Redis on Debian Linux Xen VM:

PING: 11264.04 requests per second
PING (multi bulk): 11210.76 requests per second
SET: 10857.92 requests per second
GET: 11098.78 requests per second
INCR: 10854.66 requests per second
LPUSH: 10896.74 requests per second
LPOP: 11100.55 requests per second
SADD: 11080.84 requests per second
SPOP: 11251.12 requests per second
LPUSH (again, in order to bench LRANGE): 11061.95 requests per second
LRANGE (first 100 elements): 8849.56 requests per second
LRANGE (first 300 elements): 4944.28 requests per second
LRANGE (first 450 elements): 4075.79 requests per second
LRANGE (first 600 elements): 3558.16 requests per second

Analysis

The most interesting operations for common applications are SET and GET. We get about a 11-13% performance improvement when using the Mini-OS-based Redis version for these two operations in comparison to a Linux-based one.

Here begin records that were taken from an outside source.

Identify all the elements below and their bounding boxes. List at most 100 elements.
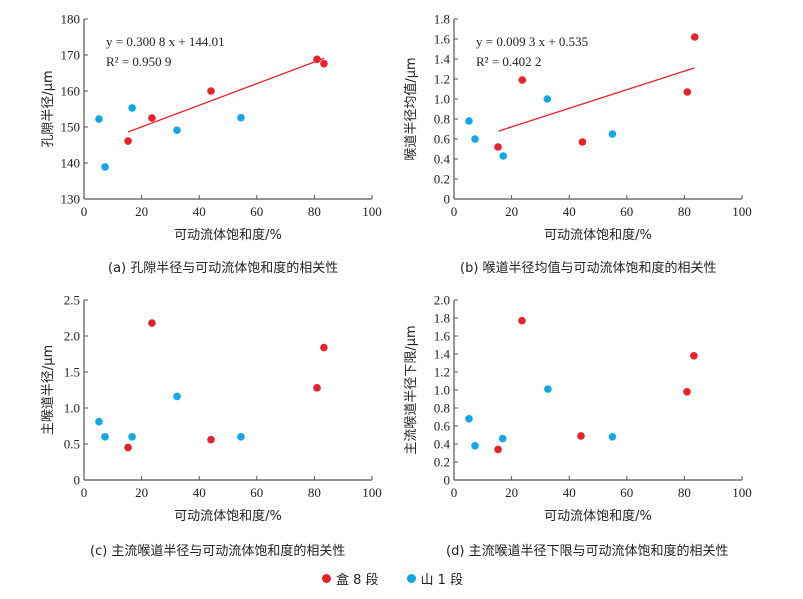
- point-shan1: [608, 130, 617, 138]
- x-tick-label: 40: [563, 204, 576, 219]
- y-tick-label: 2.5: [64, 293, 80, 308]
- x-axis-label: 可动流体饱和度/%: [544, 227, 652, 243]
- y-axis-label: 孔隙半径/μm: [41, 70, 56, 147]
- point-he8: [148, 319, 156, 327]
- point-he8: [124, 443, 132, 452]
- x-tick-label: 100: [732, 204, 752, 219]
- x-tick-label: 80: [678, 204, 691, 219]
- y-tick-label: 1.4: [434, 52, 451, 67]
- y-tick-label: 0.8: [434, 401, 450, 416]
- y-tick-label: 1.8: [434, 12, 450, 27]
- x-tick-label: 100: [362, 204, 382, 219]
- x-tick-label: 60: [620, 204, 633, 219]
- point-he8: [577, 432, 585, 440]
- point-he8: [578, 138, 587, 146]
- trendline-equation: y = 0.009 3 x + 0.535: [476, 34, 588, 49]
- x-tick-label: 80: [308, 204, 321, 219]
- legend-label-shan1: 山 1 段: [420, 573, 464, 588]
- x-tick-label: 80: [308, 485, 321, 500]
- legend: 盒 8 段 山 1 段: [322, 569, 463, 588]
- y-tick-label: 0.8: [434, 112, 450, 127]
- chart-panel-d: 0 20 40 60 80 100 0 0.2 0.4 0.6 0.8 1.0 1.2 1.4 1.6 1.8…: [370, 281, 770, 571]
- point-he8: [690, 352, 698, 360]
- point-shan1: [128, 433, 136, 441]
- y-axis-label: 主流喉道半径下限/μm: [404, 325, 419, 454]
- point-he8: [518, 316, 526, 325]
- point-shan1: [543, 95, 552, 103]
- x-tick-label: 20: [135, 204, 148, 219]
- y-tick-label: 1.0: [434, 92, 450, 107]
- x-tick-label: 80: [678, 485, 691, 500]
- y-tick-label: 0: [444, 473, 451, 488]
- point-he8: [207, 87, 215, 95]
- caption-c: (c) 主流喉道半径与可动流体饱和度的相关性: [90, 544, 346, 559]
- chart-panel-b: 0 20 40 60 80 100 0 0.2 0.4 0.6 0.8 1.0 1.2 1.4 1.6 1.8…: [370, 0, 770, 290]
- point-shan1: [544, 385, 552, 393]
- point-shan1: [499, 152, 508, 160]
- y-tick-label: 160: [61, 84, 81, 99]
- point-shan1: [173, 392, 181, 401]
- point-shan1: [608, 433, 617, 441]
- point-shan1: [95, 115, 103, 123]
- x-tick-label: 20: [505, 485, 518, 500]
- point-shan1: [128, 104, 136, 112]
- y-tick-label: 1.5: [64, 365, 80, 380]
- y-tick-label: 1.0: [434, 383, 450, 398]
- legend-item-shan1: 山 1 段: [406, 569, 464, 588]
- y-tick-label: 1.6: [434, 32, 451, 47]
- x-tick-label: 100: [362, 485, 382, 500]
- x-tick-label: 40: [193, 204, 206, 219]
- chart-a-svg: 0 20 40 60 80 100 130 140 150 160 170 180 可动流体饱和度/% 孔…: [41, 12, 382, 244]
- point-he8: [313, 55, 321, 64]
- point-he8: [683, 88, 692, 96]
- chart-panel-a: 0 20 40 60 80 100 130 140 150 160 170 180 可动流体饱和度/% 孔…: [0, 0, 400, 290]
- legend-label-he8: 盒 8 段: [336, 573, 379, 588]
- point-he8: [148, 114, 156, 122]
- point-he8: [494, 143, 502, 151]
- y-tick-label: 1.0: [64, 401, 80, 416]
- trendline-r2: R² = 0.950 9: [106, 54, 171, 69]
- point-he8: [313, 384, 321, 392]
- x-tick-label: 60: [620, 485, 633, 500]
- y-tick-label: 140: [61, 156, 81, 171]
- x-tick-label: 0: [451, 204, 458, 219]
- trendline: [127, 57, 325, 133]
- chart-b-svg: 0 20 40 60 80 100 0 0.2 0.4 0.6 0.8 1.0 1.2 1.4 1.6 1.8…: [403, 12, 752, 244]
- point-he8: [207, 435, 215, 444]
- x-axis-label: 可动流体饱和度/%: [174, 508, 282, 524]
- point-he8: [320, 343, 328, 352]
- point-he8: [320, 59, 328, 68]
- y-tick-label: 180: [61, 12, 81, 27]
- y-tick-label: 1.4: [434, 347, 451, 362]
- y-tick-label: 1.6: [434, 329, 451, 344]
- x-tick-label: 0: [81, 485, 88, 500]
- x-tick-label: 0: [451, 485, 458, 500]
- point-shan1: [465, 117, 473, 125]
- legend-marker-shan1: [406, 574, 416, 583]
- y-tick-label: 170: [61, 48, 81, 63]
- point-shan1: [101, 433, 109, 441]
- point-shan1: [237, 113, 245, 122]
- y-tick-label: 0.6: [434, 419, 451, 434]
- point-shan1: [498, 434, 507, 443]
- point-shan1: [471, 442, 479, 450]
- y-tick-label: 2.0: [64, 329, 80, 344]
- caption-b: (b) 喉道半径均值与可动流体饱和度的相关性: [460, 261, 717, 276]
- trendline-equation: y = 0.300 8 x + 144.01: [106, 34, 225, 49]
- point-he8: [124, 137, 132, 145]
- trendline: [498, 67, 695, 132]
- x-tick-label: 0: [81, 204, 88, 219]
- y-tick-label: 0.5: [64, 437, 80, 452]
- y-tick-label: 0.2: [434, 172, 450, 187]
- y-tick-label: 2.0: [434, 293, 450, 308]
- x-axis-label: 可动流体饱和度/%: [174, 227, 282, 243]
- chart-d-svg: 0 20 40 60 80 10000.20.40.60.81.01.21.41.61.8…: [404, 293, 752, 525]
- point-he8: [494, 445, 502, 454]
- chart-c-svg: 0 20 40 60 80 100 0 0.5 1.0 1.5 2.0 2.5 可动流体饱和度/% 主喉道…: [41, 293, 382, 525]
- y-tick-label: 0.2: [434, 455, 450, 470]
- y-axis-label: 喉道半径均值/μm: [403, 57, 419, 160]
- point-shan1: [101, 163, 109, 171]
- x-tick-label: 60: [250, 485, 263, 500]
- x-tick-label: 40: [563, 485, 576, 500]
- point-shan1: [465, 415, 473, 423]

It is not a significant improvement, but demonstrates the performance tax of the conventional operating system layer.

Limitations

In the current proof of concept we have the following limitations:

No DHCP support, therefore the image has a hard-coded 10.0.0.1 IP address
Redis functionality disabled: virtual memory and persistent database

Next Steps

In the next steps we have to do a more thorough benchmarking and profiling of the Mini-OS-based Redis, in order to determine bottlenecks in the current implementation. Furthermore, we need to get DHCP working that the image can be run in dynamic network environments. For example, we could create a Amazon Web Services EC2 image using Amazon’s use-your-own-kernel technology, which is, by the way, based on Mini-OS.